With choreography, each local transaction publishes domain events that trigger local transactions in other services.
Choreography - Benefits
- Good for simple workflows that require few participants and don’t need a coordination logic.
- Doesn’t require additional service implementation and maintenance.
- Doesn’t introduce a single point of failure, since the responsibilities are distributed across the saga participants.
Choreography - Drawbacks
- Workflow can become confusing when adding new steps, as it’s difficult to track which saga participants listen to which commands.
- There’s a risk of cyclic dependency between saga participants.

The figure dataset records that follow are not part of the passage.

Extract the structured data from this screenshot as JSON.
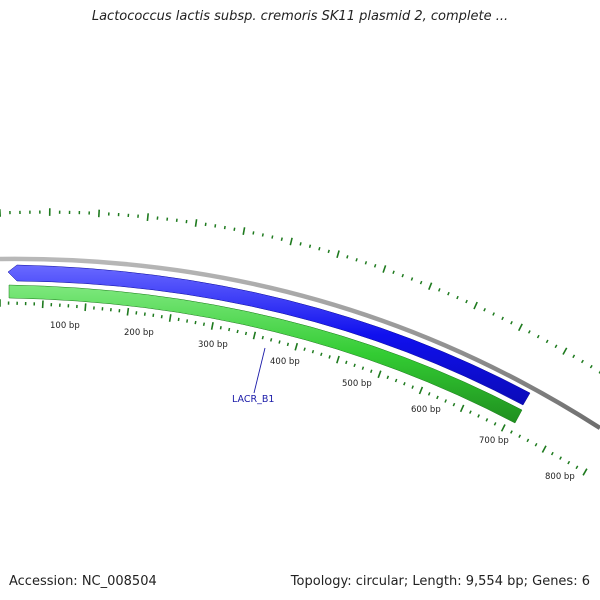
{
  "title": "Lactococcus lactis subsp. cremoris SK11 plasmid 2, complete ...",
  "footer": {
    "accession": "Accession: NC_008504",
    "summary": "Topology: circular; Length: 9,554 bp; Genes: 6"
  },
  "plasmid": {
    "length_bp": 9554,
    "topology": "circular",
    "gene_count": 6
  },
  "genes": [
    {
      "name": "LACR_B1",
      "start_bp": 0,
      "end_bp": 720,
      "strand": "reverse",
      "color": "#1010ee"
    }
  ],
  "cds": [
    {
      "start_bp": 0,
      "end_bp": 700,
      "strand": "forward",
      "color": "#33cc33"
    }
  ],
  "ruler": {
    "labels": [
      "100 bp",
      "200 bp",
      "300 bp",
      "400 bp",
      "500 bp",
      "600 bp",
      "700 bp",
      "800 bp"
    ],
    "label_values_bp": [
      100,
      200,
      300,
      400,
      500,
      600,
      700,
      800
    ]
  },
  "colors": {
    "backbone": "#888888",
    "gene_reverse": "#1010ee",
    "gene_forward": "#33cc33",
    "tick": "#1e7a1e",
    "gene_label": "#1a1aa8"
  }
}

- Integration testing is difficult because all services must be running to simulate a transaction.
Ochestration
Orchestation is a way to coordinate sagas where a centralized controller tells the saga participants what local transactions to execute. The saga orchestator handles all the transactions and tells the participants which operation to perform based on events.
The orchestrator executes saga requests, stores, and interprets the states of each task, and handles failure recovery with compensating transactions.
Orchestration - Benefits
- Good for complex workflows involving many participants or new participants added over time.
- Suitable when there is control over every participant in the process, and control over the flow of activities.
- Doesn’t introduce cyclical dependencies, because the orchestrator unilaterally depends on the saga participants.
- Clear separation of concerns simplifies business logic. Saga participants don’t need to know about commands for other participants.
Orchestration - Drawbacks
- Additional design complexity requires an implementation of a coordination logic.
- There’s an additional point of failure because the orchestrator manages the complete workflow.